12-month administration of RESTEN-MP™ seems to be efficient in preventing in-stent-stenosis with a TLR of less than 15%. Compared with bare metal stents the TLR rate was lower without reaching the high standards of novel drug eluting stents (i.e. SES 8.8% Scorpius study). There was no difference in the neointimal proliferation between diabetics and non-diabetics. The intravascular ultrasound at followup showed a 25% volume stenosis demonstrating a percentage of neointimal proliferation that compares well with other IVUS studies on BMS. Interestingly, we observed that diabetes seems not to influence volumetric IVUS assessment of patients treated with RESTEN-MP™.
Study limitations
One of the major pitfalls of most “first-in-man studies” is the small number of patients and in our case the lack of a control-group. An open question of course is the local concentration of the antisense compound achieved. The dose of the antisense compound used in this study was chosen based on existing safety and efficacy data. In the AVAIL trial using the Infiltrator technique for local drug delivery the high dose (10mg) showed an improved binary restenosis rate compared to the APPRAISAL trial, whereas the low dose (3mg) seems to be inferior.

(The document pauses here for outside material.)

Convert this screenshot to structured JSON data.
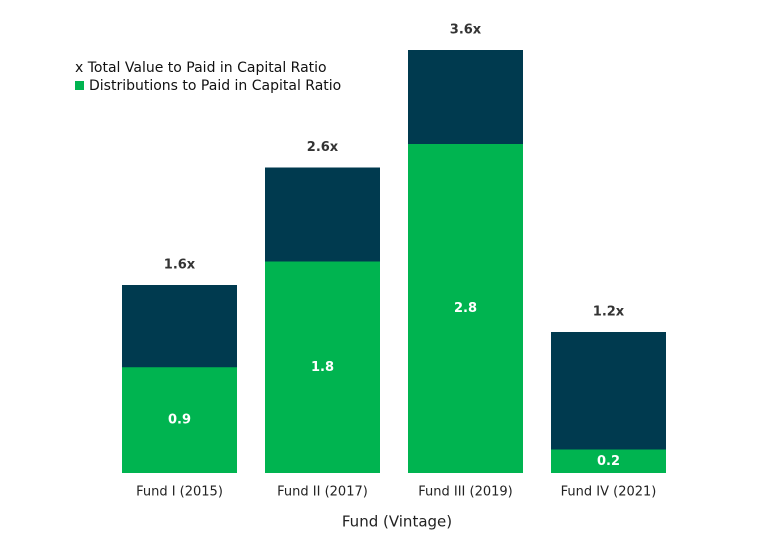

However, the present data provide important information about the safety and feasibility of this technology to prevent restenosis. The next step will be an even more sophisticated drug delivery via stent.
In summary, the Appraisal trial showed a favorable early and midterm safety profile of microbubble delivery of c-myc antisense. The use of RESTEN-MP™ might be an alternate treatment for patients with de novo coronary lesions to BMS and DES, with enough reduction of unfavourable neointimal tissue proliferation to prevent TLR but without altering the endothelialization of the stent struts to prevent late stent thrombosis.